Technology is the third feature identified to have an overarching influence on the environment. This embraces many positive and negative factors. Examples of positive factors include more water efficient residences, improved techniques of water management for mining and agriculture industries, new concepts of societal organization and action with the growth of NGOs, and capacities for added mapping and collection and organization of other information about the condition of the environment. Negative effects are present as well and include easier access to, and greater utilization of, wilderness areas, hunting and fishing pressures, improved roads, increased urban rural interface issues, and urban sprawl.

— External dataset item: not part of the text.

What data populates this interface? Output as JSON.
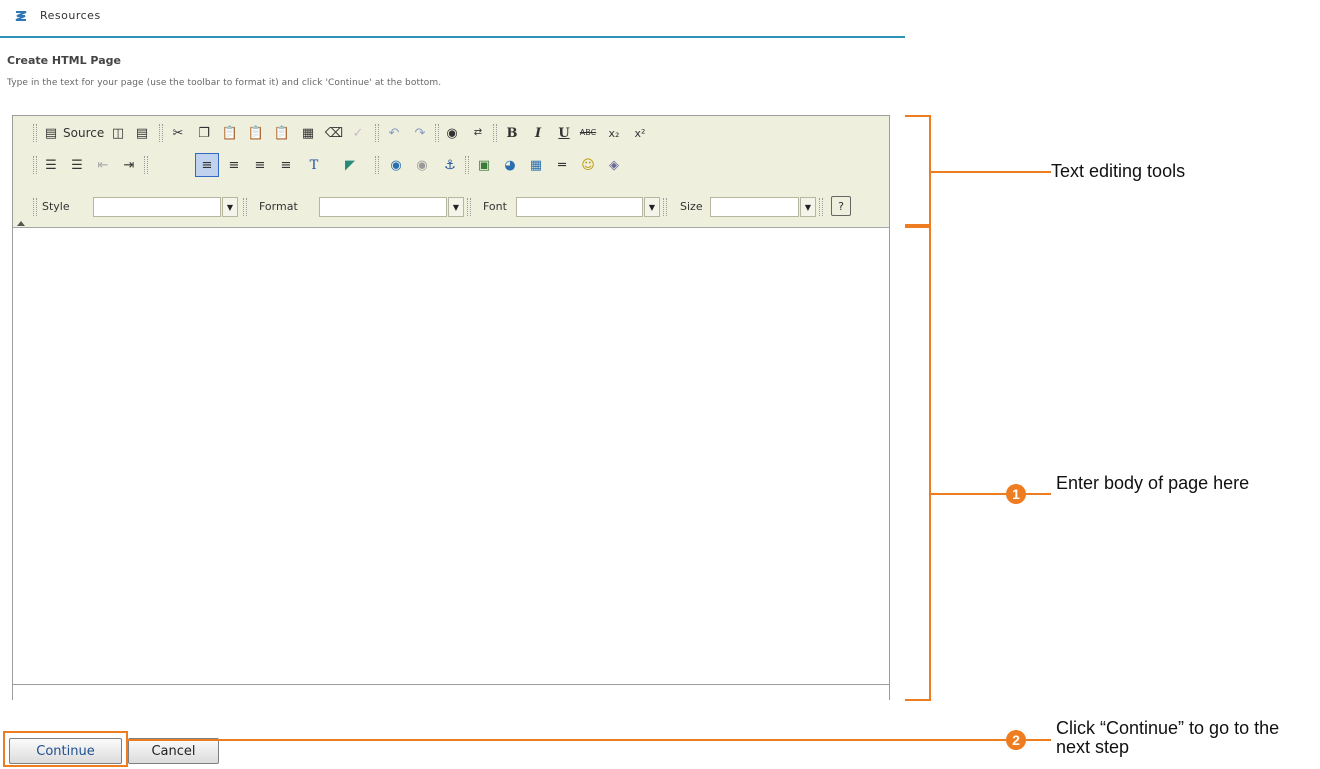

Public Lands: A Special Issue for the Great Basin
Another unique feature of the Great Basin is the fact that the federal government owns most of the land; approximately 75 million acres, or 72 percent. Many of the industries that drive Great Basin economies are located on federal lands. Mining, agriculture and recreation industries are examples. These industries and resources are controlled by the federal government (Bureau of Land Management and the U.S. Forest Service) as well as various state agencies. With environmental degradation of the Great Basin there are conflicting pressures on these federal and state agencies, and conflicting ideas about the best approaches to the management of these lands.
Other significant partners in the management of the Great Basin environment are the Native American Tribes. Reservations for these tribes occupy an important segment of the Great Basin and are at times located across states. Both public and private lands interface with Tribal Lands in the Great Basin, and for success of the environmental initiative, special consideration must be given both to the cultural heritage of the people, land conservation and natural resource restoration in the reservations. The present and future of the GBEP are rooted in the fact that the people on the reservations must be engaged as important stakeholders in the effort to improve the degrading environment of the Great Basin.
According to Noss et. al., 1995, and Wisdom 2005, the Great Basin is one of the most imperiled ecosystems in the United States. The Great Basin Environmental Program includes all organizations responsible for managing special problems in this ecosystem. The focal issue for the GBEP, which spans all areas of environmental management in the Great Basin, is the rapid growth and expansion of invasive plant species.
The proposed Great Basin Environmental Program will not only support pre-existing projects addressing environmental issues in the Great Basin, but will be more encompassing, involving consensus approaches to these difficult issues.